Going forward, we must be brave. The last three years have taught me an important lesson: when all around you appears to be in chaos – when you feel you’ve lost your way – when you don’t know what to do next, stick to your values!
And we as GPs will need to stick to our values over the coming period as there are likely to involve changes that affect all of us. These changes won’t affect what we do – we’ll still be providing first contact care to patients in practices close to their homes.
But one of the things that must change is our relationship with our specialist colleagues. The way we work with them will change for the better – and the change will benefit us, them, and our patients.
The them-and-us divide – symbolised by the hospital entrance – will become a thing of the past. In future, we will be working together in one integrated system of care.
But in order to make this happen, we’re going to have to ask – and answer – some difficult questions about the way we do things. Our current health care system was set up to meet the needs of the population of post-war Britain.
It was a time when the sick either died or got better.
Nowadays we live longer. Nowadays there’s a growing number of patients with complex multiple morbidity – patients who wouldn’t have survived in the early years of the NHS.

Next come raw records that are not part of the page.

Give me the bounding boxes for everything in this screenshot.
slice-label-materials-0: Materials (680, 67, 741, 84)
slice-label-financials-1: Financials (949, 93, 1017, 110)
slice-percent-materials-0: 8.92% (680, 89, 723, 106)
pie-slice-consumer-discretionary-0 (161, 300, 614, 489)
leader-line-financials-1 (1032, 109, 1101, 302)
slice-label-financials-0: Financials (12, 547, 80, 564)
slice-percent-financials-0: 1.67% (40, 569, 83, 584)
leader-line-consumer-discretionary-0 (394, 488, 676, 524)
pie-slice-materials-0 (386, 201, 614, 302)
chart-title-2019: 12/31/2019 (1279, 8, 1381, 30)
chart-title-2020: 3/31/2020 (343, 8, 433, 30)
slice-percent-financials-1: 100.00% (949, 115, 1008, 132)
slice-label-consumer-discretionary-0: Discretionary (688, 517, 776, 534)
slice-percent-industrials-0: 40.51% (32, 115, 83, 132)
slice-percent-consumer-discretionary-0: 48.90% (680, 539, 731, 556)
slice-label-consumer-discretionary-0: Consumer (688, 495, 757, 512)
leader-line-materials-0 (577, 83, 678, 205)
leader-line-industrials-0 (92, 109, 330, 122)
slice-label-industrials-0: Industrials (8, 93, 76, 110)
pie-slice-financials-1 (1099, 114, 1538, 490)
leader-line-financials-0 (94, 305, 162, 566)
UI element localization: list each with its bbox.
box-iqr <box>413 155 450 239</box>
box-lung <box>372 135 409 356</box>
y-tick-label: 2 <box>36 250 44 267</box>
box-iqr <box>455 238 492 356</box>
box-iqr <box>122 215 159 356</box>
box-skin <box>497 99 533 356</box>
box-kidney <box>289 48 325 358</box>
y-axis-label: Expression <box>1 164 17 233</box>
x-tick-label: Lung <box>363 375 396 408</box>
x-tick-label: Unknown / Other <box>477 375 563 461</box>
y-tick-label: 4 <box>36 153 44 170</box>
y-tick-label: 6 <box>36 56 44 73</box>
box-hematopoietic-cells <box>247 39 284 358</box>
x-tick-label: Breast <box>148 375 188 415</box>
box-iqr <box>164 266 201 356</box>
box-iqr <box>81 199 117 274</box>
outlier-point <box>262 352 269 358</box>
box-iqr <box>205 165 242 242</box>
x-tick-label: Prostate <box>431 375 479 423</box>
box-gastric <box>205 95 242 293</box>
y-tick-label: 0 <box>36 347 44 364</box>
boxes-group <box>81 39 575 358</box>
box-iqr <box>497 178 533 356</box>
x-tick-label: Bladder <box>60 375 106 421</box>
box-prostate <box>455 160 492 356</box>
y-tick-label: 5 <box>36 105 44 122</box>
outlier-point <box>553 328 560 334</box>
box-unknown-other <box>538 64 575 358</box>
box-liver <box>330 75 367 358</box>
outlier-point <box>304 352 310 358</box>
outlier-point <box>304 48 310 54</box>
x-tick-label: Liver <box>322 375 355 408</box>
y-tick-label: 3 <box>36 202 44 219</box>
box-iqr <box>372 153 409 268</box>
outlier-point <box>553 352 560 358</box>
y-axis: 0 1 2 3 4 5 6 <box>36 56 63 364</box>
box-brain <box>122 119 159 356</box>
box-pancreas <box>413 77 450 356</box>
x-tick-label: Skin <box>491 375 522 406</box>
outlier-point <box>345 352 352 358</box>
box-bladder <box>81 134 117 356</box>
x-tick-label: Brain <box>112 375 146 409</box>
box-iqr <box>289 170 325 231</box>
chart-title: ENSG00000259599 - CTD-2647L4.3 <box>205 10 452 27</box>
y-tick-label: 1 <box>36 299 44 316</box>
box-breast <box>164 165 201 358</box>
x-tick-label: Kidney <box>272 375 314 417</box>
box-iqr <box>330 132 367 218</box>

We have to urgently address the twin scourges of our health system: Poor continuity of care and fragmented care.
Both made worse by the Health and Social Care Act.
Both made worse by multiple providers, competition and a market-driven Health Service.

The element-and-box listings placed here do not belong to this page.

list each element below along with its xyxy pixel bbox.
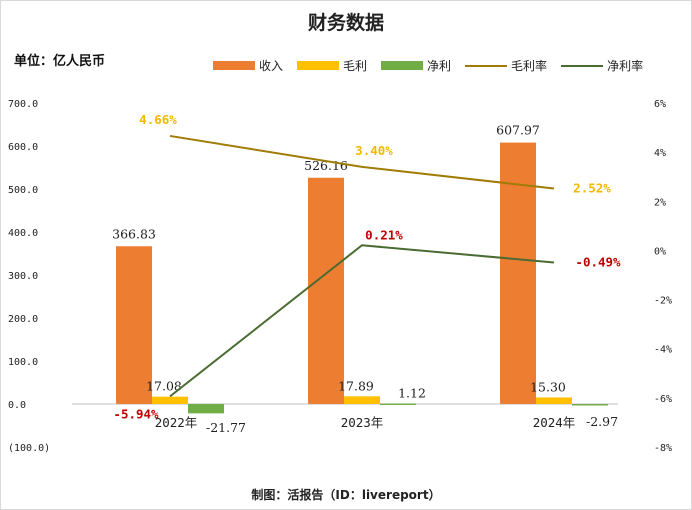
legend-item-net-margin: 净利率	[561, 57, 643, 74]
revenue-data-label: 366.83	[112, 226, 156, 241]
net-profit-bar	[380, 403, 416, 406]
legend-swatch-revenue	[213, 61, 255, 70]
left-tick-label: (100.0)	[8, 443, 50, 454]
legend-swatch-gross-profit	[297, 61, 340, 70]
legend-swatch-net-margin	[561, 64, 604, 67]
legend-label-net-profit: 净利	[427, 59, 452, 73]
right-tick-label: 2%	[654, 197, 666, 208]
left-tick-label: 400.0	[8, 228, 38, 239]
net-profit-data-label: -2.97	[586, 414, 618, 429]
net-profit-data-label: -21.77	[206, 420, 246, 435]
right-tick-label: -8%	[654, 443, 672, 454]
right-tick-label: -4%	[654, 345, 672, 356]
right-tick-label: 0%	[654, 246, 666, 257]
left-tick-label: 600.0	[8, 142, 38, 153]
chart-title: 财务数据	[307, 12, 384, 34]
legend: 收入 毛利 净利 毛利率 净利率	[213, 57, 657, 74]
net-profit-bar	[188, 404, 224, 414]
revenue-data-label: 607.97	[496, 123, 540, 138]
revenue-bar	[116, 246, 152, 404]
source-note: 制图：活报告（ID：livereport）	[251, 488, 441, 502]
legend-swatch-net-profit	[381, 61, 424, 70]
category-label: 2024年	[533, 415, 576, 430]
revenue-bar	[500, 142, 536, 404]
legend-label-net-margin: 净利率	[607, 59, 644, 73]
gross-profit-bar	[344, 396, 380, 404]
left-tick-label: 300.0	[8, 271, 38, 282]
gross-margin-data-label: 3.40%	[355, 143, 393, 158]
category-label: 2023年	[341, 415, 384, 430]
gross-margin-data-label: 4.66%	[139, 112, 177, 127]
revenue-bar	[308, 177, 344, 404]
gross-margin-line	[169, 134, 555, 190]
legend-swatch-gross-margin	[465, 64, 508, 67]
left-tick-label: 700.0	[8, 99, 38, 110]
net-margin-data-label: 0.21%	[365, 227, 403, 242]
left-tick-label: 500.0	[8, 185, 38, 196]
legend-item-gross-margin: 毛利率	[465, 57, 547, 74]
left-tick-label: 0.0	[8, 400, 26, 411]
legend-item-gross-profit: 毛利	[297, 57, 367, 74]
right-tick-label: 4%	[654, 148, 666, 159]
gross-margin-data-label: 2.52%	[573, 181, 611, 196]
gross-profit-data-label: 15.30	[530, 379, 566, 394]
net-profit-bar	[572, 404, 608, 406]
gross-profit-bar	[152, 396, 188, 404]
net-margin-data-label: -5.94%	[113, 406, 159, 421]
legend-item-revenue: 收入	[213, 57, 283, 74]
net-margin-data-label: -0.49%	[575, 254, 621, 269]
left-tick-label: 200.0	[8, 314, 38, 325]
right-tick-label: 6%	[654, 99, 666, 110]
right-tick-label: -6%	[654, 394, 672, 405]
left-tick-label: 100.0	[8, 357, 38, 368]
legend-label-revenue: 收入	[259, 59, 284, 73]
unit-label: 单位：亿人民币	[14, 54, 106, 69]
net-profit-data-label: 1.12	[398, 386, 426, 401]
revenue-data-label: 526.16	[304, 158, 348, 173]
gross-profit-bar	[536, 397, 572, 404]
right-tick-label: -2%	[654, 296, 672, 307]
net-margin-line	[169, 244, 555, 398]
legend-label-gross-profit: 毛利	[343, 59, 368, 73]
gross-profit-data-label: 17.08	[146, 379, 182, 394]
legend-label-gross-margin: 毛利率	[511, 59, 548, 73]
legend-item-net-profit: 净利	[381, 57, 451, 74]
gross-profit-data-label: 17.89	[338, 378, 374, 393]
category-label: 2022年	[155, 415, 198, 430]
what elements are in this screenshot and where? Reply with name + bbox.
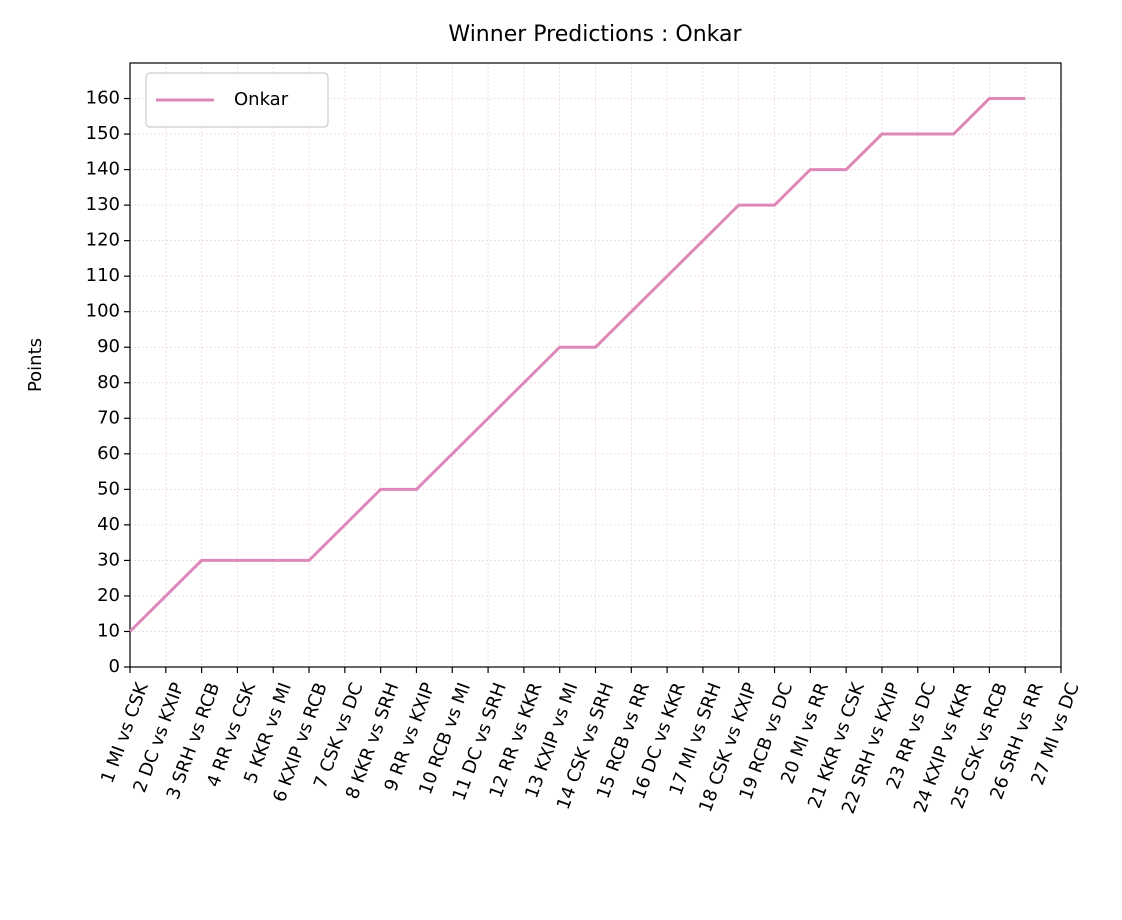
- y-axis-label: Points: [25, 338, 46, 392]
- y-tick-label: 60: [97, 443, 120, 464]
- y-tick-label: 90: [97, 336, 120, 357]
- legend-box: [145, 72, 329, 128]
- y-tick-label: 70: [97, 407, 120, 428]
- y-tick-label: 130: [86, 194, 120, 215]
- chart-title: Winner Predictions : Onkar: [448, 22, 742, 47]
- y-tick-label: 0: [109, 656, 120, 677]
- y-tick-label: 20: [97, 585, 120, 606]
- y-tick-label: 160: [86, 88, 120, 109]
- y-tick-label: 30: [97, 549, 120, 570]
- y-tick-label: 140: [86, 159, 120, 180]
- y-tick-label: 150: [86, 123, 120, 144]
- y-tick-label: 50: [97, 478, 120, 499]
- y-tick-label: 10: [97, 620, 120, 641]
- y-tick-label: 120: [86, 230, 120, 251]
- y-tick-label: 110: [86, 265, 120, 286]
- y-tick-label: 100: [86, 301, 120, 322]
- legend-label: Onkar: [234, 89, 289, 110]
- plot-frame: [129, 62, 1062, 668]
- line-series: [128, 97, 1026, 633]
- y-tick-label: 80: [97, 372, 120, 393]
- y-tick-label: 40: [97, 514, 120, 535]
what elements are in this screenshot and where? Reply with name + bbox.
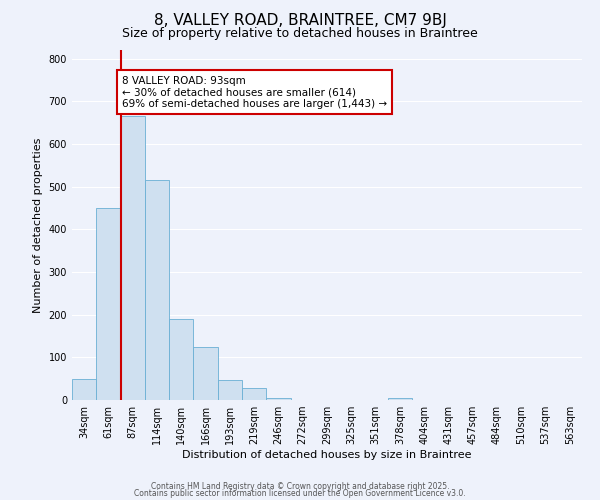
Bar <box>121 116 145 400</box>
Bar <box>388 398 412 400</box>
Bar <box>266 398 290 400</box>
Text: Contains HM Land Registry data © Crown copyright and database right 2025.: Contains HM Land Registry data © Crown c… <box>151 482 449 491</box>
X-axis label: Distribution of detached houses by size in Braintree: Distribution of detached houses by size … <box>182 450 472 460</box>
Bar <box>242 388 266 400</box>
Text: 8 VALLEY ROAD: 93sqm
← 30% of detached houses are smaller (614)
69% of semi-deta: 8 VALLEY ROAD: 93sqm ← 30% of detached h… <box>122 76 387 109</box>
Y-axis label: Number of detached properties: Number of detached properties <box>33 138 43 312</box>
Text: 8, VALLEY ROAD, BRAINTREE, CM7 9BJ: 8, VALLEY ROAD, BRAINTREE, CM7 9BJ <box>154 12 446 28</box>
Bar <box>96 208 121 400</box>
Bar <box>72 378 96 400</box>
Bar <box>169 319 193 400</box>
Text: Contains public sector information licensed under the Open Government Licence v3: Contains public sector information licen… <box>134 489 466 498</box>
Text: Size of property relative to detached houses in Braintree: Size of property relative to detached ho… <box>122 28 478 40</box>
Bar <box>145 180 169 400</box>
Bar <box>193 346 218 400</box>
Bar <box>218 380 242 400</box>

And both made worse by perpetuating the divisions between hospital specialists and GPs – between providers and commissioners.
But we have it within our power to change things. I’m not talking about major structural reorganisation.

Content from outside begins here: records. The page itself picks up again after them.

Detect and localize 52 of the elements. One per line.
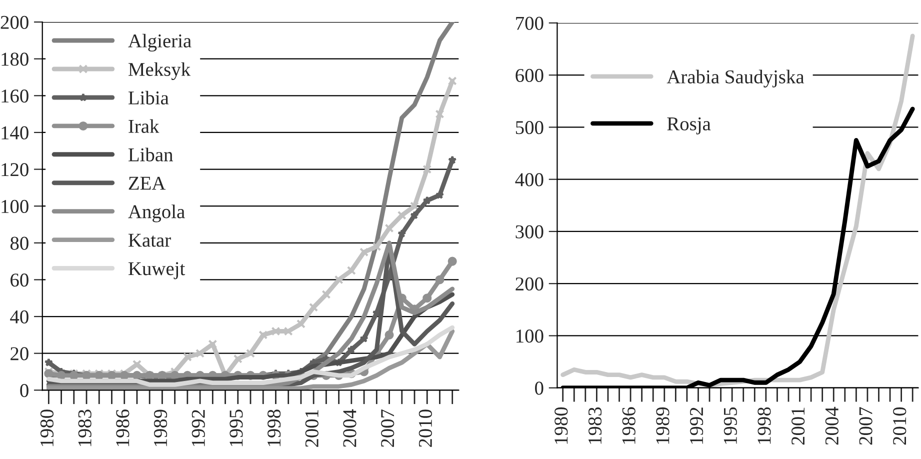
x-tick-label: 1995 [724, 407, 737, 444]
legend-label: Kuwejt [128, 262, 186, 280]
legend-label: Liban [128, 148, 173, 162]
x-tick-label: 2004 [343, 409, 356, 447]
y-tick-label: 100 [2, 200, 28, 214]
y-tick-label: 400 [515, 173, 544, 186]
y-tick-label: 180 [2, 52, 28, 66]
legend-label: Libia [128, 90, 169, 105]
legend-label: ZEA [128, 176, 166, 190]
legend-label: Arabia Saudyjska [666, 70, 804, 88]
legend-label: Rosja [667, 117, 711, 134]
x-tick-label: 2007 [381, 409, 394, 447]
y-tick-label: 160 [2, 89, 28, 103]
x-tick-label: 1998 [758, 407, 771, 444]
y-tick-label: 500 [516, 121, 544, 134]
y-tick-label: 700 [516, 16, 544, 30]
x-tick-label: 1980 [40, 410, 54, 446]
x-tick-label: 2001 [792, 408, 805, 445]
legend-label: Algieria [128, 34, 192, 52]
y-tick-label: 60 [10, 274, 28, 287]
legend-label: Angola [128, 204, 185, 222]
y-tick-label: 600 [516, 68, 544, 82]
x-tick-label: 1983 [588, 407, 602, 444]
y-tick-label: 120 [2, 163, 28, 176]
y-tick-label: 140 [2, 126, 28, 140]
x-tick-label: 1992 [690, 408, 704, 444]
y-tick-label: 0 [20, 384, 28, 398]
x-tick-label: 2004 [825, 406, 838, 445]
legend-label: Irak [128, 119, 160, 133]
x-tick-label: 1992 [192, 410, 205, 446]
x-tick-label: 2010 [418, 410, 432, 447]
y-tick-label: 200 [516, 277, 544, 291]
y-tick-label: 300 [516, 225, 544, 238]
legend-label: Meksyk [128, 62, 191, 80]
x-tick-label: 1989 [154, 410, 168, 446]
y-tick-label: 20 [10, 347, 28, 360]
y-tick-label: 80 [10, 236, 28, 250]
x-tick-label: 1995 [230, 410, 243, 446]
x-tick-label: 2001 [305, 410, 318, 447]
y-tick-label: 40 [10, 310, 28, 324]
y-tick-label: 0 [535, 382, 544, 395]
x-tick-label: 1983 [78, 410, 92, 446]
x-tick-label: 2007 [859, 407, 872, 445]
x-tick-label: 1989 [656, 407, 670, 444]
y-tick-label: 200 [0, 16, 28, 29]
x-tick-label: 2010 [893, 407, 906, 445]
x-tick-label: 1980 [554, 407, 568, 444]
x-tick-label: 1998 [267, 410, 281, 446]
x-tick-label: 1986 [116, 409, 130, 446]
x-tick-label: 1986 [622, 407, 636, 444]
legend-label: Katar [128, 234, 171, 247]
y-tick-label: 100 [516, 330, 544, 343]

Definitely not! Let’s put an end to restructuring – we’ve had far too many restructures in the last two decades.
The changes I envisage are not structural. First and foremost, we GPs are stewards of the NHS. But if we’re going to secure its future, we have to evolve with it. We must restore continuity of care – the tool of our trade.
We have to go forward together – and it will involve grasping some nettles!
We will have to examine historic systems – like the independent contractor model – and ask ourselves: is this 1940s model – created as a pragmatic solution at the time – still fit for the 21st century?
We might also need to look at how we work together as small businesses, and ask the same question. I believe GP practices working in isolation have served their purpose well, but their time has passed.
Instead we need all providers of health and social care, within a geographically aligned area coming together and pooling resources.
The RCGP federations could then evolve into integrated care co-operatives – provider organisations led by GPs.
The aims of an integrated care co-operative would be to reduce fragmentation of care, improve continuity, deliver care as close to home as possible, and deliver best value for money.
Primary, community, social and acute care budgets merged into one budget. In other words – integration.
Ironically, if the coalition hadn’t imposed its unwanted and unnecessary top-down reorganisation, this move towards integration would probably have happened anyway. There are many examples past and present to call on.
The College has started a campaign calling for Fair Funding For General Practice. We’re demanding that general practice gets at least 10 per cent of the NHS budget, and at least 10,000 more GPs.
I’ve made the case to the Prime Minister, to the Deputy Prime Minister and to the Leader of the Opposition and any other politician who will listen to me.
And the College will continue to speak truth to power; tell it how it is – and drive home to those in high office that for our patients’ sake general practice needs more resource.
So, despite the problems we face now, I believe the future is bright for general practice – but the simplest and best way to get a better health service is to invest in primary care.
*Dr Clare Gerada is the chairman of the Royal College of General Practitioners. This is an edited version of her keynote address to her organisation’s conference in Harrogate yesterday.